Famous for his bad teeth and worse liver, MacGowan led the Irish-identified speed-folk band the Pogues until he couldn't stand up anymore, and after a long layoff he's back, undiminished and apparently unreconstructed. On The Snake (Warner Bros.), his new ensemble, Shane MacGowan & the Popes, sing the praises of whiskey, gin, "opium euphoria," fucking guys' wives but not their daughters, and the stubbornest vice of all, Roman Catholicism, here cited as The Church of the Holy Spook. The music is rough, MacGowan's defiantly tuneless voice rougher still. Sometimes the old ways are the best.

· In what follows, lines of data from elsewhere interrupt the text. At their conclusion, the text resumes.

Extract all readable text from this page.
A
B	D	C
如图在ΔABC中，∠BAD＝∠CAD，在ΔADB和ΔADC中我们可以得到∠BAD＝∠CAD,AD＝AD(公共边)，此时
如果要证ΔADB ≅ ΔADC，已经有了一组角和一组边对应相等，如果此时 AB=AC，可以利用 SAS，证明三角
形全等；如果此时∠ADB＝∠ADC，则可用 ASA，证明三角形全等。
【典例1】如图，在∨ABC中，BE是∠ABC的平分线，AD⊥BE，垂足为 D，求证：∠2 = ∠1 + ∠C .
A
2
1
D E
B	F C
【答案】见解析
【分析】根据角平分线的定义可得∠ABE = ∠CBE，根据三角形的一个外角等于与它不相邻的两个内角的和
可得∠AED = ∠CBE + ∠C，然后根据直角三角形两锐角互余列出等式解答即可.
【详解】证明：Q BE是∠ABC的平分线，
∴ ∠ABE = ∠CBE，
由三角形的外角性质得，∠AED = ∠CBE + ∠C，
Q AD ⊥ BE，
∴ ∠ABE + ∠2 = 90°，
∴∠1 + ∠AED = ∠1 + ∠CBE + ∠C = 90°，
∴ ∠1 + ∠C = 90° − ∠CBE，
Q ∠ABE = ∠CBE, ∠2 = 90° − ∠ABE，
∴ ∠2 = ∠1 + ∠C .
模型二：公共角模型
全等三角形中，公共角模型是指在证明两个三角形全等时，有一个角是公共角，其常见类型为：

If L.A. low-life connoisseur Zevon seems a polite fellow after MacGowan, it's only by comparison. A longtime biz denizen, he's always favored a revved-up studio attack, invariably expert and sometimes lyrical but louder and rawer than the session musicians he hangs with would normally countenance. Leading off Mutineer (Giant) is one of Zevon's great bad-boy yarns, Seminole Bingo, the tale of a crooked bond trader who gets hooked on the tables at an Indian reservation while fleeing the S.E.C. Rottweiler Blues, a mean dissection of paranoia in paradise, is also classic. And the love songs are as desolate as ever. He's rock's own Raymond Chandler or Elmore Leonard. And he'll settle for it till he's got nothing left to settle with.


Haiti's Boukman Eksperyans are justly ranked among world-beat's most musically fluent and politically aware exponents. On Libčte (Pran Pou Pran'l!)/Freedom (Let's Take It) (Mango), they couch their virtues in songs and beats mere hedonists will know how to enjoy.